Requires: Docsbook MCP • PRO plan
SKILL.md →


/docs-stale-watcher

When to use: When you want stale pages to surface automatically as GitHub Issues in your team's issue tracker, rather than requiring manual quarterly audits.
What you get: A .github/workflows/docsbook-stale-handler.yml workflow that converts each content.outdated webhook event into a GitHub Issue linking to the source file, plus a registered webhook with a configurable staleness threshold (default 180 days).
Requires: Docsbook MCP • PRO+ plan
SKILL.md →


/docs-translate-webhook

When to use: When you want to bypass Docsbook's built-in AI translator and route translation work to your own TMS, DeepL integration, or custom translation pipeline.
What you get: Translation mode switched to external, a translation.requested webhook registered with a fresh HMAC secret, and a scaffolded handler file (api/docsbook-translate.ts for Vercel, or src/routes/docsbook-translate.ts for Express) with HMAC signature verification and a TODO placeholder for your translation logic.
Requires: Docsbook MCP • PRO+ plan
SKILL.md →


Looking for event-driven automation? Subagents that execute on webhook events (pre-push, PR merge, release tags) live in docs-subagents.


How It Works

Skills use the Docsbook MCP server to read the live documentation graph — pages, headings, sections, link relationships — without cloning the repo locally.

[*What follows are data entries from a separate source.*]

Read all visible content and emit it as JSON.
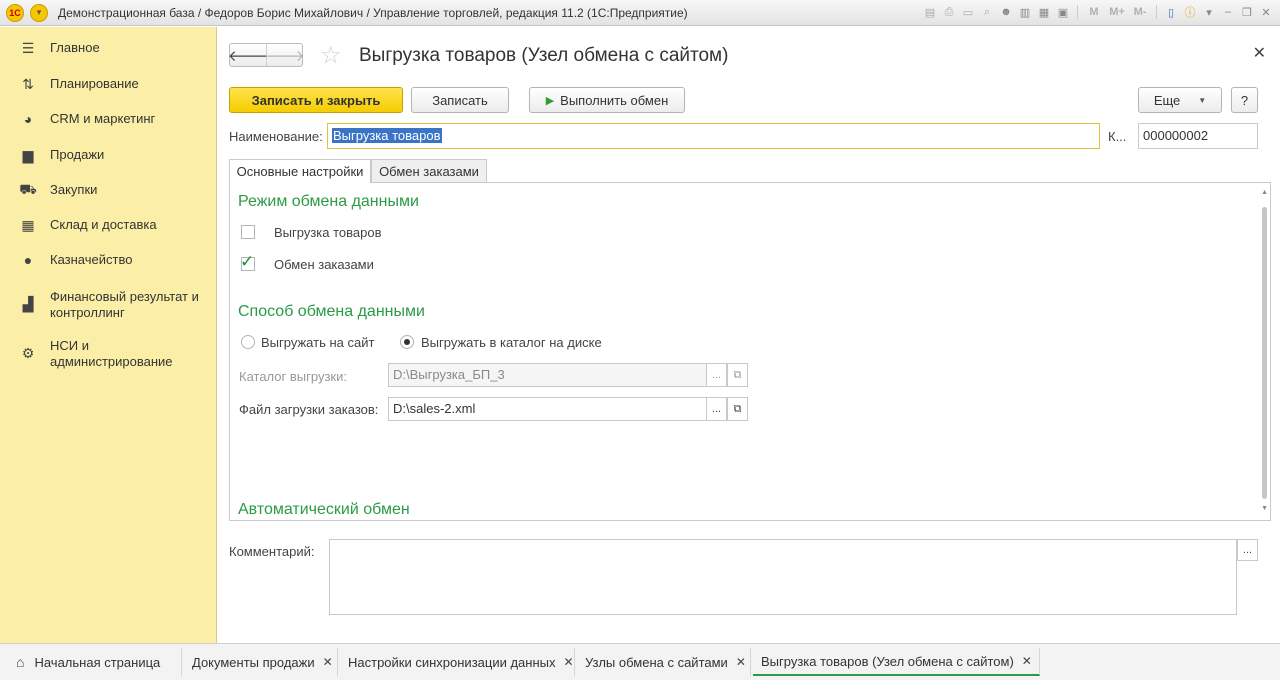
{
  "window": {
    "title": "Демонстрационная база / Федоров Борис Михайлович / Управление торговлей, редакция 11.2  (1С:Предприятие)",
    "toolbar_m_labels": [
      "M",
      "M+",
      "M-"
    ]
  },
  "sidebar": {
    "items": [
      {
        "label": "Главное",
        "icon": "menu-icon"
      },
      {
        "label": "Планирование",
        "icon": "planning-icon"
      },
      {
        "label": "CRM и маркетинг",
        "icon": "pie-chart-icon"
      },
      {
        "label": "Продажи",
        "icon": "bag-icon"
      },
      {
        "label": "Закупки",
        "icon": "cart-icon"
      },
      {
        "label": "Склад и доставка",
        "icon": "warehouse-icon"
      },
      {
        "label": "Казначейство",
        "icon": "ruble-icon"
      },
      {
        "label": "Финансовый результат и контроллинг",
        "icon": "bar-chart-icon"
      },
      {
        "label": "НСИ и администрирование",
        "icon": "gear-icon"
      }
    ]
  },
  "form": {
    "title": "Выгрузка товаров (Узел обмена с сайтом)",
    "buttons": {
      "save_close": "Записать и закрыть",
      "save": "Записать",
      "run_exchange": "Выполнить обмен",
      "more": "Еще",
      "help": "?"
    },
    "name_label": "Наименование:",
    "name_value": "Выгрузка товаров",
    "code_label": "К...",
    "code_value": "000000002",
    "tabs": [
      "Основные настройки",
      "Обмен заказами"
    ],
    "sections": {
      "mode": "Режим обмена данными",
      "method": "Способ обмена данными",
      "auto": "Автоматический обмен"
    },
    "checkboxes": [
      {
        "label": "Выгрузка товаров",
        "checked": false
      },
      {
        "label": "Обмен заказами",
        "checked": true
      }
    ],
    "radios": [
      {
        "label": "Выгружать на сайт",
        "selected": false
      },
      {
        "label": "Выгружать в каталог на диске",
        "selected": true
      }
    ],
    "catalog_label": "Каталог выгрузки:",
    "catalog_value": "D:\\Выгрузка_БП_3",
    "orders_file_label": "Файл загрузки заказов:",
    "orders_file_value": "D:\\sales-2.xml",
    "comment_label": "Комментарий:",
    "ellipsis": "...",
    "open_glyph": "⧉"
  },
  "bottom_tabs": [
    {
      "label": "Начальная страница",
      "closable": false
    },
    {
      "label": "Документы продажи",
      "closable": true
    },
    {
      "label": "Настройки синхронизации данных",
      "closable": true
    },
    {
      "label": "Узлы обмена с сайтами",
      "closable": true
    },
    {
      "label": "Выгрузка товаров (Узел обмена с сайтом)",
      "closable": true,
      "active": true
    }
  ]
}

AI Tool (Claude Code / Cursor / Codex / Copilot)
        │
        ▼
  docs-skill runs
        │
        ▼
  Docsbook MCP  ──▶  GitHub repo docs/  +  webhooks  +  workspace settings
        │
        ▼
  Audit report / generated files / configured workspace

One-time MCP setup (optional — only needed for skills that read the doc graph):

mcp add --transport http https://docsbook.io/api/mcp/server

No account required for reading public repos. Sign up at docsbook.io for PRO features (doc graph, section reading, AI tuning, webhooks).


Two Consumption Modes

1. Local install

npx docs-skills install copies SKILL.md files into your project. Works offline.

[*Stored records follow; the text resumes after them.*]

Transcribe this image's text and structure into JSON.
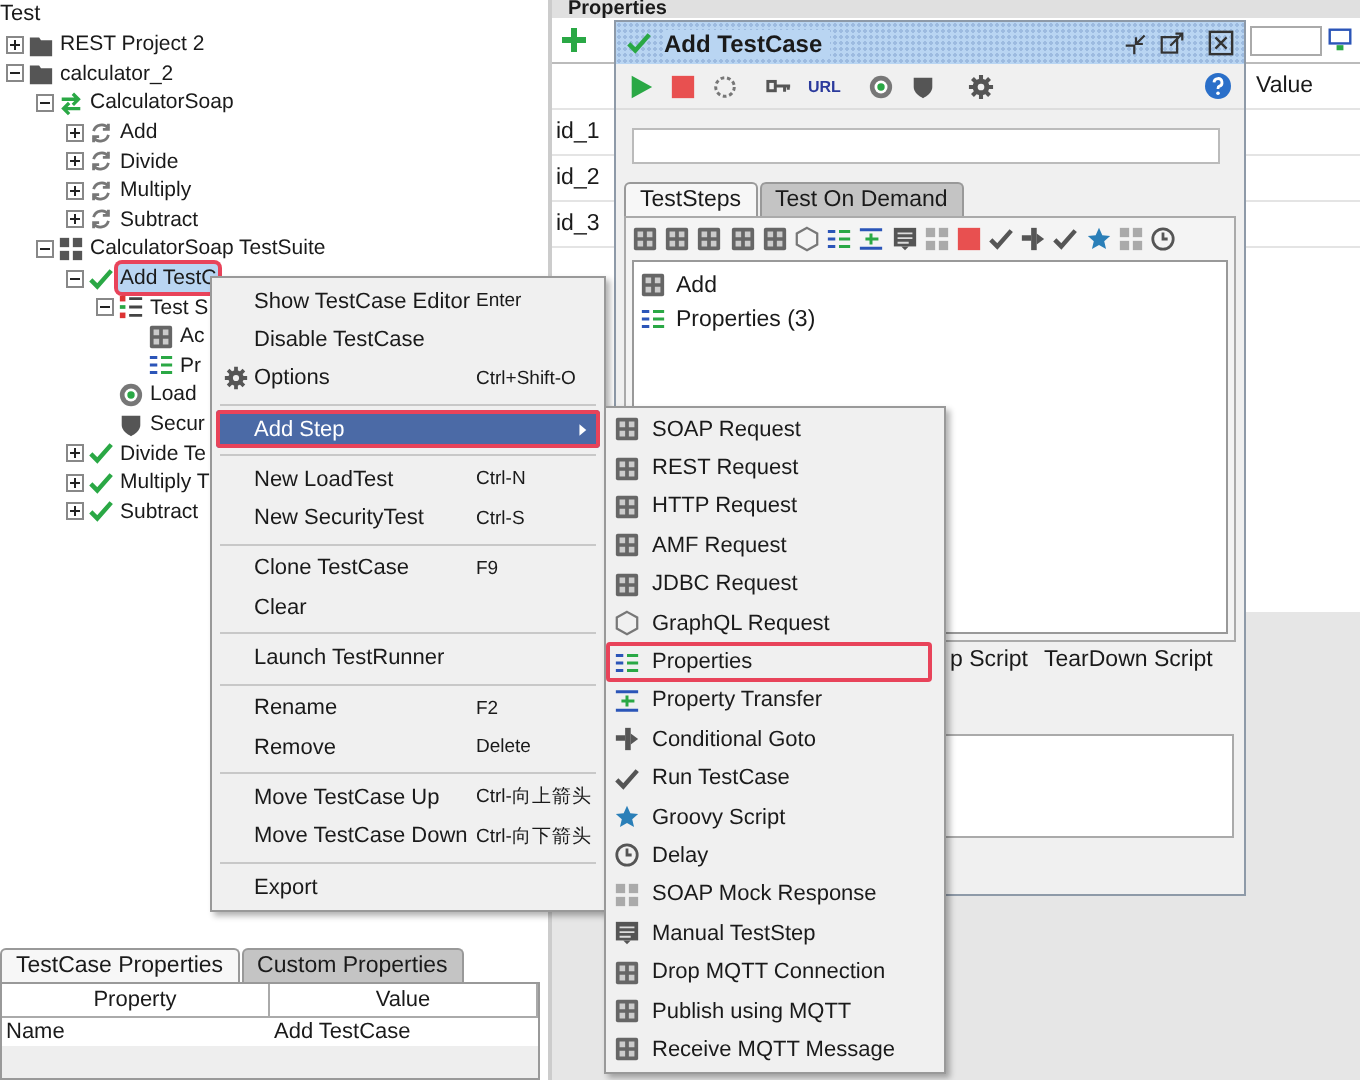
{
  "tree": {
    "header": "Test",
    "nodes": [
      {
        "label": "REST Project 2",
        "kind": "project",
        "expanded": false,
        "selected": false,
        "annotated": false
      },
      {
        "label": "calculator_2",
        "kind": "project",
        "expanded": true,
        "selected": false,
        "annotated": false,
        "children": [
          {
            "label": "CalculatorSoap",
            "kind": "interface",
            "expanded": true,
            "selected": false,
            "annotated": false,
            "children": [
              {
                "label": "Add",
                "kind": "operation",
                "expanded": false,
                "selected": false,
                "annotated": false
              },
              {
                "label": "Divide",
                "kind": "operation",
                "expanded": false,
                "selected": false,
                "annotated": false
              },
              {
                "label": "Multiply",
                "kind": "operation",
                "expanded": false,
                "selected": false,
                "annotated": false
              },
              {
                "label": "Subtract",
                "kind": "operation",
                "expanded": false,
                "selected": false,
                "annotated": false
              }
            ]
          },
          {
            "label": "CalculatorSoap TestSuite",
            "kind": "testsuite",
            "expanded": true,
            "selected": false,
            "annotated": false,
            "children": [
              {
                "label": "Add TestC",
                "kind": "testcase",
                "expanded": true,
                "selected": true,
                "annotated": true,
                "children": [
                  {
                    "label": "Test S",
                    "kind": "steps",
                    "expanded": true,
                    "selected": false,
                    "annotated": false,
                    "children": [
                      {
                        "label": "Ac",
                        "kind": "soap-step",
                        "selected": false,
                        "annotated": false
                      },
                      {
                        "label": "Pr",
                        "kind": "properties-step",
                        "selected": false,
                        "annotated": false
                      }
                    ]
                  },
                  {
                    "label": "Load",
                    "kind": "loadtest",
                    "selected": false,
                    "annotated": false
                  },
                  {
                    "label": "Secur",
                    "kind": "securitytest",
                    "selected": false,
                    "annotated": false
                  }
                ]
              },
              {
                "label": "Divide Te",
                "kind": "testcase",
                "expanded": false,
                "selected": false,
                "annotated": false
              },
              {
                "label": "Multiply T",
                "kind": "testcase",
                "expanded": false,
                "selected": false,
                "annotated": false
              },
              {
                "label": "Subtract",
                "kind": "testcase",
                "expanded": false,
                "selected": false,
                "annotated": false
              }
            ]
          }
        ]
      }
    ]
  },
  "properties_panel": {
    "title": "Properties",
    "columns": [
      "",
      "Value"
    ],
    "rows": [
      "id_1",
      "id_2",
      "id_3"
    ]
  },
  "testcase_window": {
    "title": "Add TestCase",
    "toolbar_label": "URL",
    "tabs": [
      {
        "label": "TestSteps",
        "selected": true
      },
      {
        "label": "Test On Demand",
        "selected": false
      }
    ],
    "steps": [
      {
        "label": "Add",
        "kind": "soap"
      },
      {
        "label": "Properties (3)",
        "kind": "properties"
      }
    ],
    "bottom_tabs": [
      "p Script",
      "TearDown Script"
    ]
  },
  "bottom_panel": {
    "tabs": [
      {
        "label": "TestCase Properties",
        "selected": true
      },
      {
        "label": "Custom Properties",
        "selected": false
      }
    ],
    "columns": [
      "Property",
      "Value"
    ],
    "rows": [
      {
        "property": "Name",
        "value": "Add TestCase"
      }
    ]
  },
  "context_menu": {
    "groups": [
      [
        {
          "label": "Show TestCase Editor",
          "shortcut": "Enter",
          "kind": "plain",
          "selected": false,
          "annotated": false
        },
        {
          "label": "Disable TestCase",
          "kind": "plain",
          "selected": false,
          "annotated": false
        },
        {
          "label": "Options",
          "shortcut": "Ctrl+Shift-O",
          "kind": "options",
          "selected": false,
          "annotated": false
        }
      ],
      [
        {
          "label": "Add Step",
          "kind": "submenu",
          "selected": true,
          "annotated": true
        }
      ],
      [
        {
          "label": "New LoadTest",
          "shortcut": "Ctrl-N",
          "kind": "plain",
          "selected": false,
          "annotated": false
        },
        {
          "label": "New SecurityTest",
          "shortcut": "Ctrl-S",
          "kind": "plain",
          "selected": false,
          "annotated": false
        }
      ],
      [
        {
          "label": "Clone TestCase",
          "shortcut": "F9",
          "kind": "plain",
          "selected": false,
          "annotated": false
        },
        {
          "label": "Clear",
          "kind": "plain",
          "selected": false,
          "annotated": false
        }
      ],
      [
        {
          "label": "Launch TestRunner",
          "kind": "plain",
          "selected": false,
          "annotated": false
        }
      ],
      [
        {
          "label": "Rename",
          "shortcut": "F2",
          "kind": "plain",
          "selected": false,
          "annotated": false
        },
        {
          "label": "Remove",
          "shortcut": "Delete",
          "kind": "plain",
          "selected": false,
          "annotated": false
        }
      ],
      [
        {
          "label": "Move TestCase Up",
          "shortcut": "Ctrl-向上箭头",
          "kind": "plain",
          "selected": false,
          "annotated": false
        },
        {
          "label": "Move TestCase Down",
          "shortcut": "Ctrl-向下箭头",
          "kind": "plain",
          "selected": false,
          "annotated": false
        }
      ],
      [
        {
          "label": "Export",
          "kind": "plain",
          "selected": false,
          "annotated": false
        }
      ]
    ]
  },
  "submenu": {
    "items": [
      {
        "label": "SOAP Request",
        "kind": "soap",
        "selected": false,
        "annotated": false
      },
      {
        "label": "REST Request",
        "kind": "rest",
        "selected": false,
        "annotated": false
      },
      {
        "label": "HTTP Request",
        "kind": "http",
        "selected": false,
        "annotated": false
      },
      {
        "label": "AMF Request",
        "kind": "amf",
        "selected": false,
        "annotated": false
      },
      {
        "label": "JDBC Request",
        "kind": "jdbc",
        "selected": false,
        "annotated": false
      },
      {
        "label": "GraphQL Request",
        "kind": "graphql",
        "selected": false,
        "annotated": false
      },
      {
        "label": "Properties",
        "kind": "properties",
        "selected": false,
        "annotated": true
      },
      {
        "label": "Property Transfer",
        "kind": "transfer",
        "selected": false,
        "annotated": false
      },
      {
        "label": "Conditional Goto",
        "kind": "goto",
        "selected": false,
        "annotated": false
      },
      {
        "label": "Run TestCase",
        "kind": "run",
        "selected": false,
        "annotated": false
      },
      {
        "label": "Groovy Script",
        "kind": "groovy",
        "selected": false,
        "annotated": false
      },
      {
        "label": "Delay",
        "kind": "delay",
        "selected": false,
        "annotated": false
      },
      {
        "label": "SOAP Mock Response",
        "kind": "mock",
        "selected": false,
        "annotated": false
      },
      {
        "label": "Manual TestStep",
        "kind": "manual",
        "selected": false,
        "annotated": false
      },
      {
        "label": "Drop MQTT Connection",
        "kind": "mqtt",
        "selected": false,
        "annotated": false
      },
      {
        "label": "Publish using MQTT",
        "kind": "mqtt",
        "selected": false,
        "annotated": false
      },
      {
        "label": "Receive MQTT Message",
        "kind": "mqtt",
        "selected": false,
        "annotated": false
      }
    ]
  }
}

2. Runtime discovery via Docsbook MCP

If your agent is already connected to the Docsbook MCP server, no install needed:

@docsbook find_skill "audit my docs for accessibility"

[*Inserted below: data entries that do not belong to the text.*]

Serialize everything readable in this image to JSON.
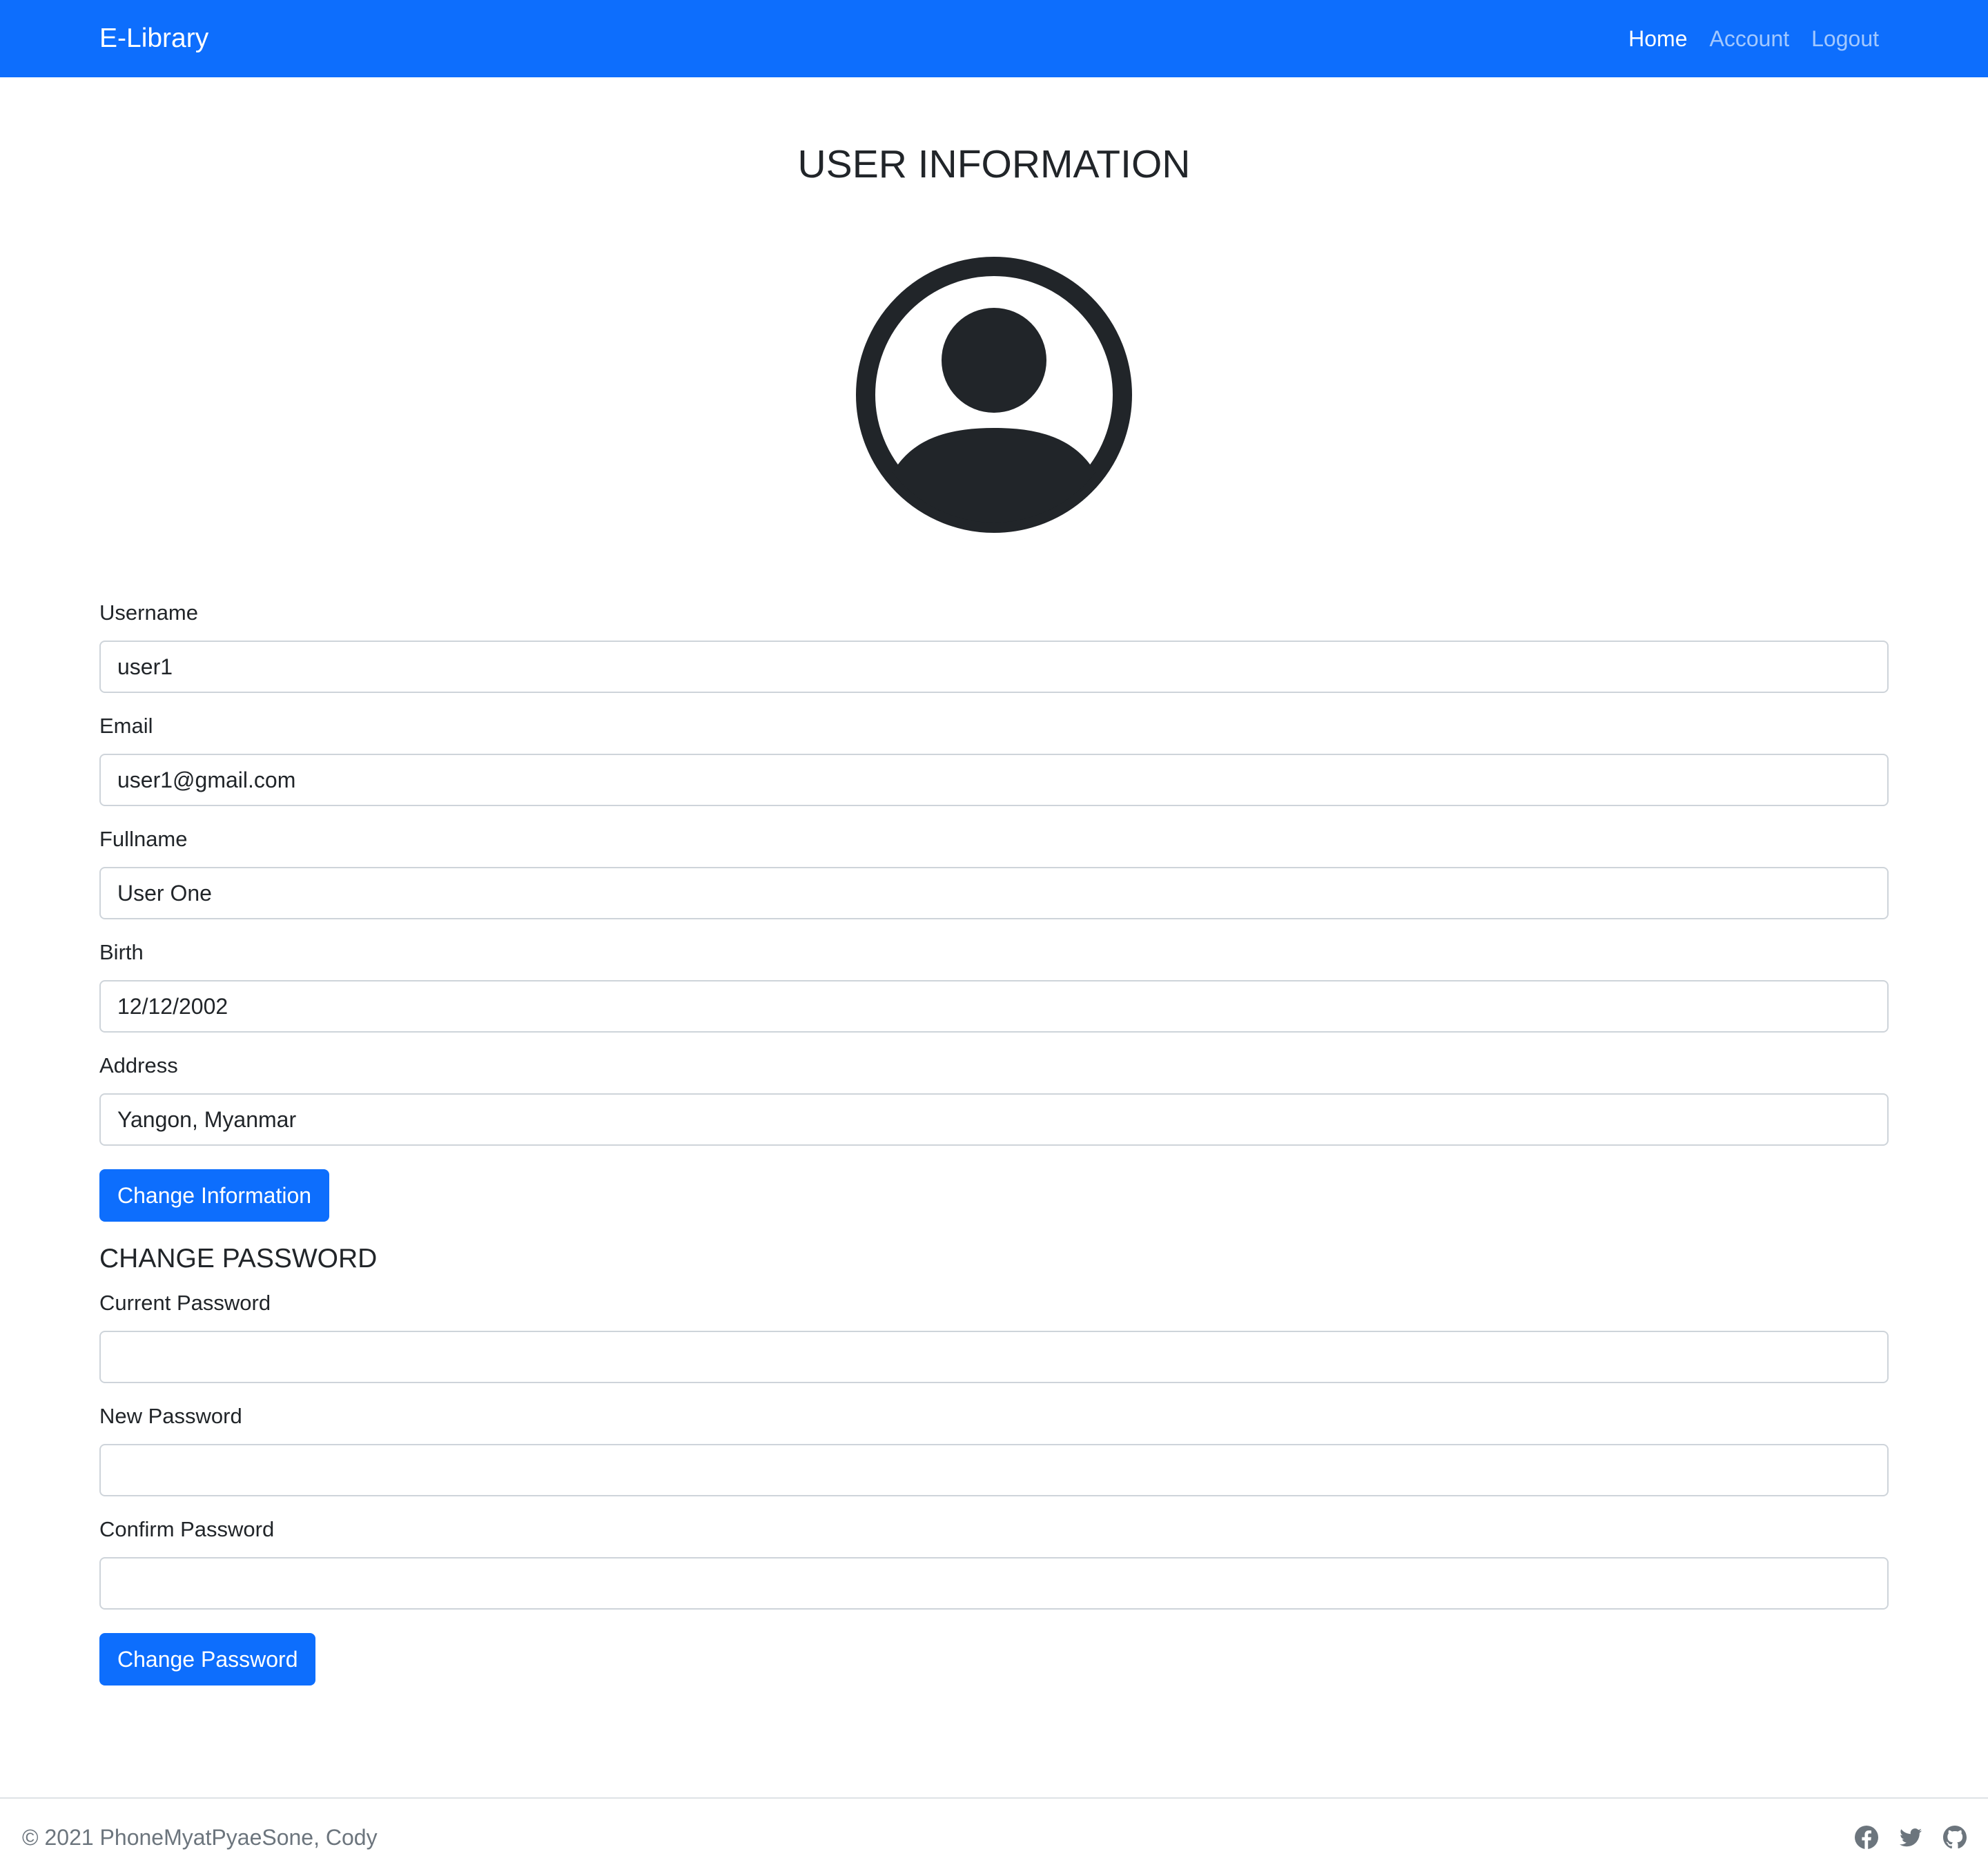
{
  "navbar": {
    "brand": "E-Library",
    "links": [
      "Home",
      "Account",
      "Logout"
    ],
    "active_link": "Home",
    "background_color": "#0d6efd"
  },
  "page": {
    "title": "USER INFORMATION",
    "avatar_icon": "person-circle-icon"
  },
  "user_info": {
    "fields": [
      {
        "label": "Username",
        "value": "user1"
      },
      {
        "label": "Email",
        "value": "user1@gmail.com"
      },
      {
        "label": "Fullname",
        "value": "User One"
      },
      {
        "label": "Birth",
        "value": "12/12/2002"
      },
      {
        "label": "Address",
        "value": "Yangon, Myanmar"
      }
    ],
    "submit_label": "Change Information"
  },
  "password": {
    "title": "CHANGE PASSWORD",
    "fields": [
      {
        "label": "Current Password",
        "value": ""
      },
      {
        "label": "New Password",
        "value": ""
      },
      {
        "label": "Confirm Password",
        "value": ""
      }
    ],
    "submit_label": "Change Password"
  },
  "footer": {
    "copyright": "© 2021 PhoneMyatPyaeSone, Cody",
    "social_icons": [
      "facebook-icon",
      "twitter-icon",
      "github-icon"
    ]
  },
  "colors": {
    "primary": "#0d6efd",
    "text": "#212529",
    "muted": "#6c757d"
  }
}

The tool searches by name + description + keywords and returns matching SKILL.md URLs. Your agent reads them via WebFetch and runs the steps inline.


Features

29 reusable skills — analysis, creation, publishing, observability, planning, automation
Acceptance Criteria — every skill ships with a pass/fail checklist
Agent-agnostic — Claude Code, Cursor, Copilot, Codex
Live doc graph — reads structure via Docsbook MCP, no repo clone needed
Offline-first — works after npx docs-skills install, no network required
Open source — fork, extend, contribute back


CLI Reference

docs-skills install [dir]    # Install catalog into dir (default: current directory)
docs-skills list             # List all skills with descriptions
docs-skills info <skill>     # Show full skill definition

Contributing

Skills are plain Markdown files in skills/<name>/SKILL.md. To add a skill:

  1. Create skills/your-skill/SKILL.md following the schema in schema/
  2. Run pnpm build-index to regenerate index.json
  3. Open a PR

The catalog is intentionally minimal — one file per skill, no runtime dependencies.